資産性の高い物件の例としては以下が挙げられます。

  • 立地・・・都心部、商業施設、最寄り駅から近いなど利便性が高い立地
  • 再開発・人気の土地・・・再開発が進むエリア、口コミで人気がある土地など
  • マンションの形態・・・数百戸規模のマンション、サービスが充実している、平面的な間取りなど

特に、立地は不動産の価値の大部分を左右します。駅から5分以内のような便利な物件は、人気があるため資産価値が高いと言えるでしょう。ぜひ新居選びの参考にしてください。

まとめ

住宅ローンが残っていたとしても、マンションを売却することは可能です。

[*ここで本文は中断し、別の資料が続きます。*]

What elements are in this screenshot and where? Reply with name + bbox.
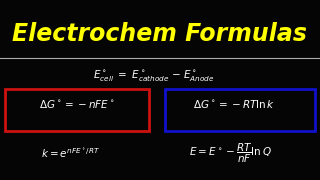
Text: $k = e^{nFE^\circ/RT}$: $k = e^{nFE^\circ/RT}$ <box>41 146 100 160</box>
Text: Electrochem Formulas: Electrochem Formulas <box>12 22 308 46</box>
Text: $E = E^\circ - \dfrac{RT}{nF}\ln Q$: $E = E^\circ - \dfrac{RT}{nF}\ln Q$ <box>189 141 272 165</box>
Text: $\Delta G^\circ = -nFE^\circ$: $\Delta G^\circ = -nFE^\circ$ <box>39 98 115 110</box>
Text: $\Delta G^\circ = -RT\ln k$: $\Delta G^\circ = -RT\ln k$ <box>193 98 275 110</box>
Text: $\mathit{E}^\circ_{cell}$ $=$ $\mathit{E}^\circ_{cathode}$ $-$ $\mathit{E}^\circ: $\mathit{E}^\circ_{cell}$ $=$ $\mathit{E… <box>93 68 214 83</box>
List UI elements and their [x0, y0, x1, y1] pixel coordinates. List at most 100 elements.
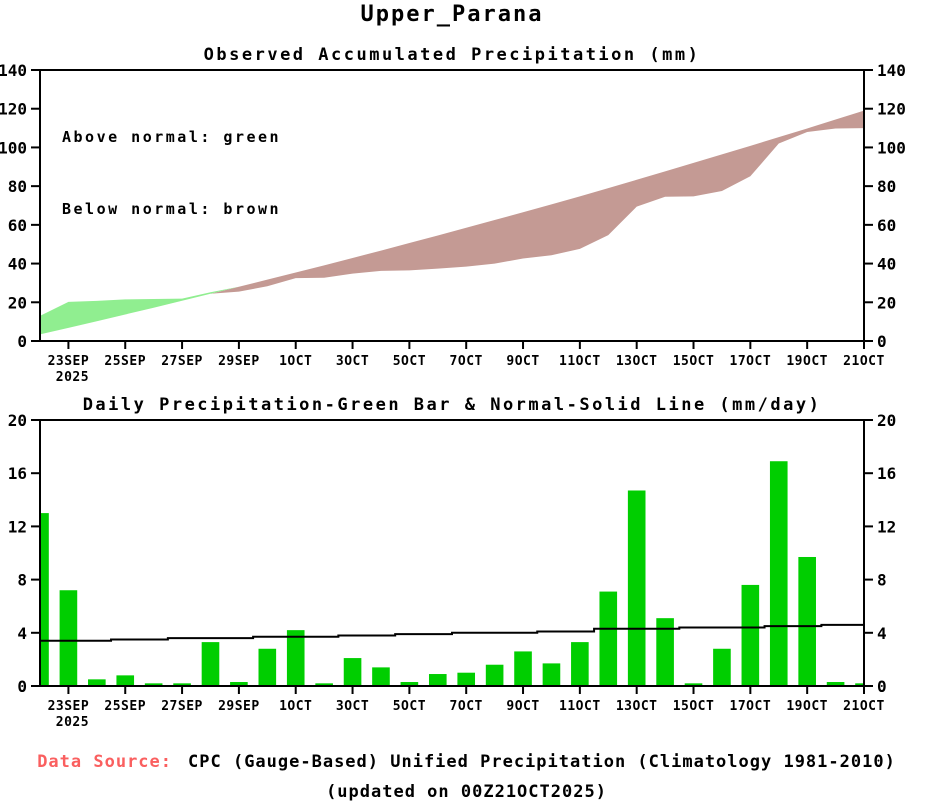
x-tick-label: 19OCT [786, 699, 828, 714]
x-tick-label: 11OCT [559, 699, 601, 714]
y-tick-label-left: 140 [0, 61, 27, 80]
x-tick-label: 17OCT [730, 354, 772, 369]
accumulated-chart-title: Observed Accumulated Precipitation (mm) [203, 45, 701, 65]
x-tick-label: 15OCT [673, 699, 715, 714]
daily-bar [769, 461, 788, 686]
daily-bar [144, 683, 163, 686]
x-tick-label: 15OCT [673, 354, 715, 369]
daily-bar [343, 658, 362, 686]
x-tick-label: 29SEP [218, 699, 260, 714]
updated-line: (updated on 00Z21OCT2025) [326, 782, 607, 802]
legend-below-normal: Below normal: brown [62, 200, 282, 218]
data-source-label: Data Source: [37, 752, 173, 772]
y-tick-label-left: 16 [8, 464, 27, 483]
daily-bar [173, 683, 191, 686]
daily-bar [372, 667, 390, 686]
x-tick-label: 25SEP [104, 354, 146, 369]
y-tick-label-left: 4 [17, 624, 27, 643]
y-tick-label-right: 0 [877, 332, 887, 351]
y-tick-label-right: 60 [877, 216, 896, 235]
daily-bar [116, 675, 135, 686]
x-tick-label: 5OCT [393, 699, 426, 714]
y-tick-label-right: 140 [877, 61, 906, 80]
x-tick-label: 13OCT [616, 699, 658, 714]
x-tick-label: 1OCT [279, 699, 312, 714]
x-tick-label: 27SEP [161, 354, 203, 369]
y-tick-label-right: 20 [877, 411, 896, 430]
y-tick-label-left: 8 [17, 571, 27, 590]
daily-bar [713, 648, 731, 686]
y-tick-label-left: 120 [0, 100, 27, 119]
daily-bar [59, 590, 78, 686]
daily-chart-title: Daily Precipitation-Green Bar & Normal-S… [82, 395, 822, 415]
y-tick-label-right: 100 [877, 138, 906, 157]
x-tick-label: 21OCT [843, 699, 885, 714]
daily-bar [656, 618, 674, 686]
accumulated-precip-chart-frame [39, 69, 865, 342]
x-tick-label: 17OCT [730, 699, 772, 714]
daily-bar [428, 674, 447, 686]
page-title: Upper_Parana [360, 2, 544, 27]
daily-bar [855, 683, 864, 686]
daily-bar [571, 642, 589, 686]
y-tick-label-right: 16 [877, 464, 896, 483]
y-tick-label-right: 120 [877, 100, 906, 119]
y-tick-label-left: 12 [8, 517, 27, 536]
normal-line [40, 623, 864, 642]
y-tick-label-left: 0 [17, 332, 27, 351]
x-tick-label: 29SEP [218, 354, 260, 369]
x-tick-label: 19OCT [786, 354, 828, 369]
x-tick-label: 3OCT [336, 699, 369, 714]
daily-bar [627, 490, 646, 686]
x-tick-label: 25SEP [104, 699, 146, 714]
anomaly-legend: Above normal: green Below normal: brown [62, 77, 281, 269]
daily-bar [286, 630, 305, 686]
y-tick-label-right: 0 [877, 677, 887, 696]
daily-bar [798, 556, 816, 686]
x-tick-label: 11OCT [559, 354, 601, 369]
y-tick-label-right: 20 [877, 293, 896, 312]
x-tick-label: 5OCT [393, 354, 426, 369]
x-tick-label: 23SEP [48, 699, 90, 714]
daily-bar [400, 682, 419, 686]
daily-bar [741, 584, 760, 686]
daily-bar [684, 683, 703, 686]
daily-bar [826, 682, 845, 686]
x-tick-label: 9OCT [506, 699, 539, 714]
x-tick-label: 1OCT [279, 354, 312, 369]
y-tick-label-right: 12 [877, 517, 896, 536]
accumulated-precip-chart-axes: 0 0 20 20 40 40 60 60 80 80 100 100 120 120 140 140 23SE… [0, 61, 906, 385]
y-tick-label-left: 60 [8, 216, 27, 235]
daily-bar [514, 651, 532, 686]
daily-bar [201, 642, 220, 686]
y-tick-label-right: 8 [877, 571, 887, 590]
above-normal-band [40, 110, 864, 335]
y-tick-label-left: 0 [17, 677, 27, 696]
x-tick-label: 21OCT [843, 354, 885, 369]
daily-bar [230, 682, 248, 686]
data-source-line: Data Source: CPC (Gauge-Based) Unified Pr… [0, 752, 933, 772]
x-year-label: 2025 [56, 715, 89, 730]
daily-bar [40, 513, 49, 686]
daily-bar [88, 679, 106, 686]
daily-bar [599, 591, 618, 686]
daily-bar [315, 683, 333, 686]
daily-precip-chart-frame [39, 419, 865, 687]
y-tick-label-right: 40 [877, 255, 896, 274]
x-tick-label: 27SEP [161, 699, 203, 714]
daily-precip-plot [40, 461, 864, 686]
y-tick-label-left: 40 [8, 255, 27, 274]
x-tick-label: 3OCT [336, 354, 369, 369]
x-tick-label: 7OCT [450, 699, 483, 714]
y-tick-label-left: 100 [0, 138, 27, 157]
y-tick-label-left: 20 [8, 293, 27, 312]
y-tick-label-right: 80 [877, 177, 896, 196]
x-year-label: 2025 [56, 370, 89, 385]
legend-above-normal: Above normal: green [62, 128, 282, 146]
daily-bar [457, 672, 476, 686]
x-tick-label: 7OCT [450, 354, 483, 369]
daily-bar [258, 648, 277, 686]
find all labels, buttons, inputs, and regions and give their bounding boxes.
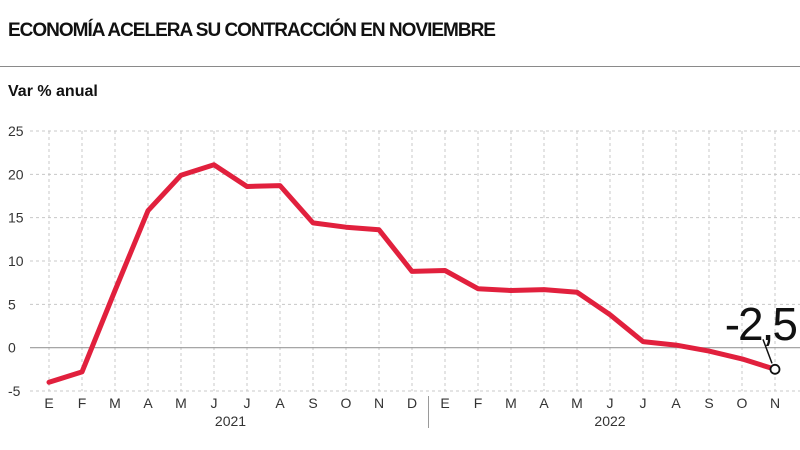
x-tick-label: S <box>704 395 713 411</box>
x-tick-label: A <box>539 395 549 411</box>
y-tick-label: -5 <box>8 383 21 399</box>
y-tick-label: 25 <box>8 123 24 139</box>
x-tick-label: J <box>607 395 614 411</box>
x-tick-label: O <box>341 395 352 411</box>
x-tick-label: D <box>407 395 417 411</box>
x-tick-label: J <box>244 395 251 411</box>
end-point-marker <box>769 363 781 375</box>
x-tick-label: M <box>571 395 583 411</box>
title-divider <box>0 66 800 67</box>
x-tick-label: M <box>109 395 121 411</box>
y-tick-label: 10 <box>8 253 24 269</box>
x-tick-label: S <box>308 395 317 411</box>
series-line <box>46 162 778 385</box>
x-tick-label: J <box>640 395 647 411</box>
y-axis-label: Var % anual <box>8 83 98 100</box>
y-tick-label: 0 <box>8 340 16 356</box>
latest-value-label: -2,5 <box>725 298 797 350</box>
x-tick-label: A <box>671 395 681 411</box>
year-label: 2022 <box>594 413 625 429</box>
x-tick-label: O <box>737 395 748 411</box>
x-tick-label: N <box>374 395 384 411</box>
x-tick-label: F <box>474 395 483 411</box>
x-tick-label: M <box>175 395 187 411</box>
y-tick-label: 20 <box>8 166 24 182</box>
callout-leader <box>762 339 773 364</box>
x-tick-label: A <box>275 395 285 411</box>
x-tick-label: F <box>78 395 87 411</box>
year-label: 2021 <box>215 413 246 429</box>
y-tick-label: 5 <box>8 296 16 312</box>
chart-title: ECONOMÍA ACELERA SU CONTRACCIÓN EN NOVIE… <box>8 20 496 41</box>
x-tick-label: M <box>505 395 517 411</box>
x-tick-label: J <box>211 395 218 411</box>
x-tick-label: E <box>44 395 53 411</box>
y-tick-label: 15 <box>8 210 24 226</box>
x-tick-label: E <box>440 395 449 411</box>
x-tick-label: A <box>143 395 153 411</box>
x-tick-label: N <box>770 395 780 411</box>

しかし、残債がないときの売却に比べると、売却により一層の工夫が必要になり、事前の準備や売却に手間や時間を要するかもしれません。

そのため、ローン返済中の売却ならまずはローン残債の確認してから査定依頼に進めましょう。査定を依頼した不動産会社の中から、売りたいマンションをより高く評価してくれて、かつ信頼できる会社を選ぶことが大切です。

ローンを抱えながらのマンション売却には不安が伴いますが、ご紹介してきたポイントを踏まえていけば円滑に売却を進めることが可能です。大切な資産であるマンションの売却を後悔のないように進めましょう。